This article is part of the supplement: The Third BioCreative Critical Assessment of Information Extraction in Biology Challenge
Cross-species gene normalization by species inference
- Equal contributors
Department of Computer Science and Information Engineering, National Cheng Kung University, Tainan, Taiwan, R.O.C
BMC Bioinformatics 2011, 12(Suppl 8):S5 doi:10.1186/1471-2105-12-S8-S5Published: 3 October 2011
To access and utilize the rich information contained in the biomedical literature, the ability to recognize and normalize gene mentions referenced in the literature is crucial. In this paper, we focus on improvements to the accuracy of gene normalization in cases where species information is not provided. Gene names are often ambiguous, in that they can refer to the genes of many species. Therefore, gene normalization is a difficult challenge.

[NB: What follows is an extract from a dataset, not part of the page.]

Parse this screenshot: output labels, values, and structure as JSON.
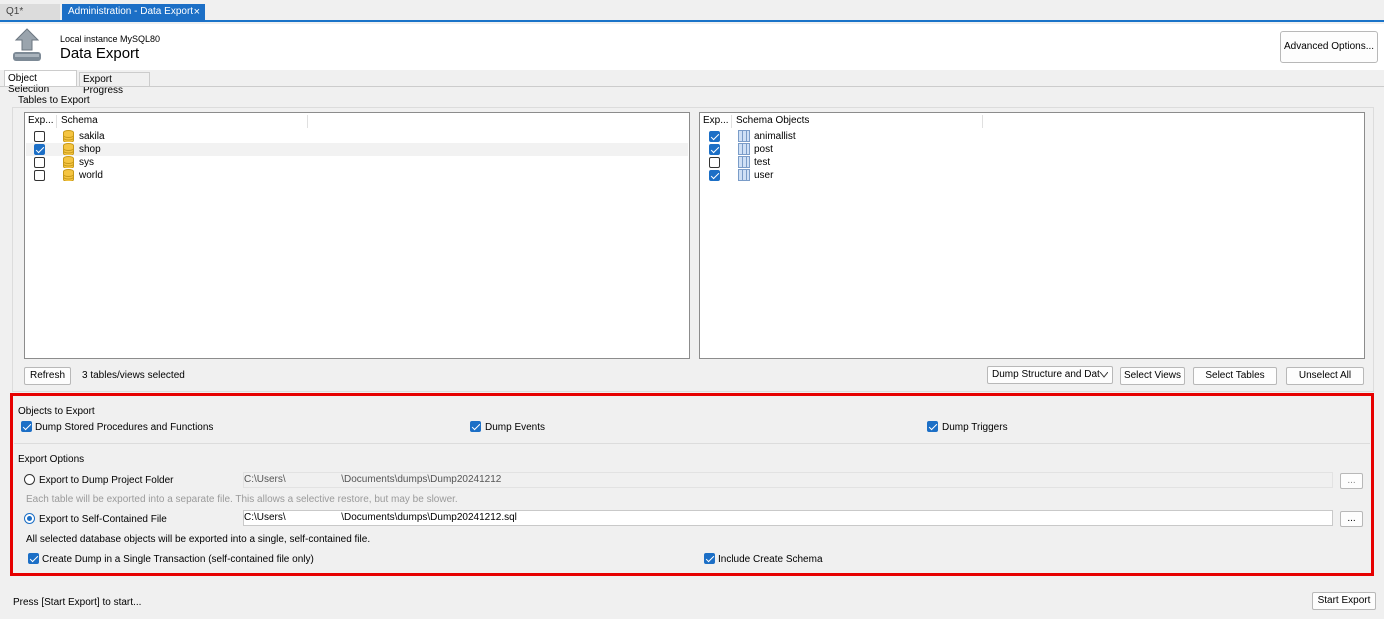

We define “gene normalization” as a series of tasks involving several issues, including gene name recognition, species assignation and species-specific gene normalization. We propose an integrated method, GenNorm, consisting of three modules to handle the issues of this task. Every issue can affect overall performance, though the most important is species assignation. Clearly, correct identification of the species can decrease the ambiguity of orthologous genes.

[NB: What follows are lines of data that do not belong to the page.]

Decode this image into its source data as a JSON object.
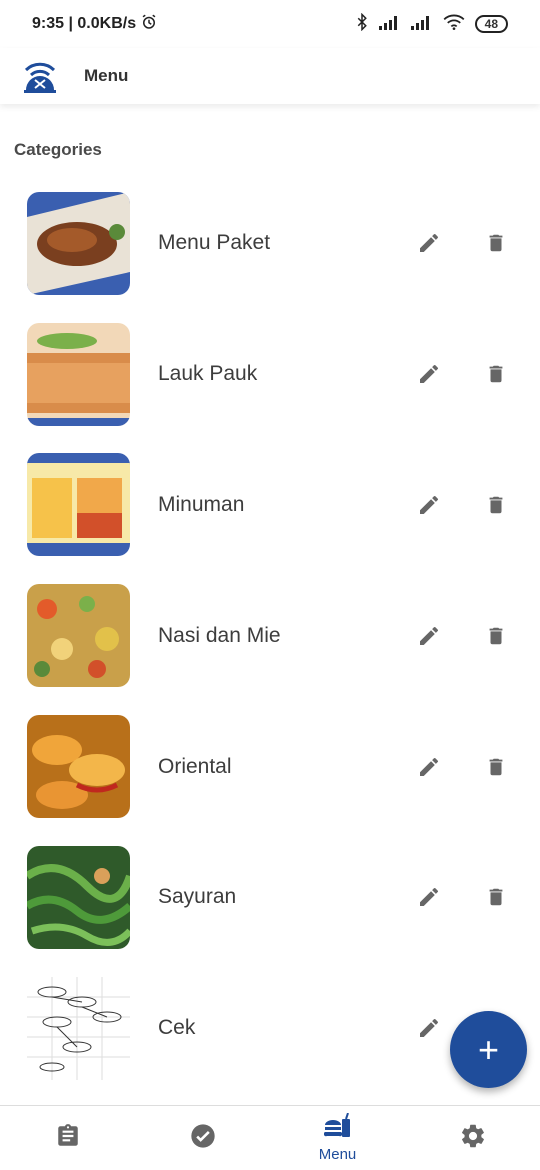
{
  "status": {
    "time_net": "9:35 | 0.0KB/s",
    "battery": "48",
    "icons": [
      "alarm-icon",
      "bluetooth-icon",
      "signal-icon",
      "signal-icon",
      "wifi-icon"
    ]
  },
  "appbar": {
    "title": "Menu",
    "logo": "restaurant-wifi-logo"
  },
  "section": {
    "title": "Categories"
  },
  "categories": [
    {
      "label": "Menu Paket"
    },
    {
      "label": "Lauk Pauk"
    },
    {
      "label": "Minuman"
    },
    {
      "label": "Nasi dan Mie"
    },
    {
      "label": "Oriental"
    },
    {
      "label": "Sayuran"
    },
    {
      "label": "Cek"
    }
  ],
  "fab": {
    "icon": "plus-icon",
    "symbol": "+"
  },
  "bottom_nav": {
    "items": [
      {
        "icon": "clipboard-icon",
        "label": ""
      },
      {
        "icon": "check-circle-icon",
        "label": ""
      },
      {
        "icon": "food-menu-icon",
        "label": "Menu"
      },
      {
        "icon": "gear-icon",
        "label": ""
      }
    ],
    "active_color": "#1f4d9b"
  },
  "colors": {
    "accent": "#1f4d9b",
    "icon_gray": "#666666"
  }
}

In experiments, the proposed model attained the top-1 threshold average precision (TAP-k) scores of 0.3297 (k=5), 0.3538 (k=10), and 0.3535 (k=20) when tested against 50 articles that had been selected for their difficulty and the most divergent results from pooled team submissions. In the silver-standard-507 evaluation, our TAP-k scores are 0.4591 for k=5, 10, and 20 and were ranked 2nd, 2nd, and 3rd respectively.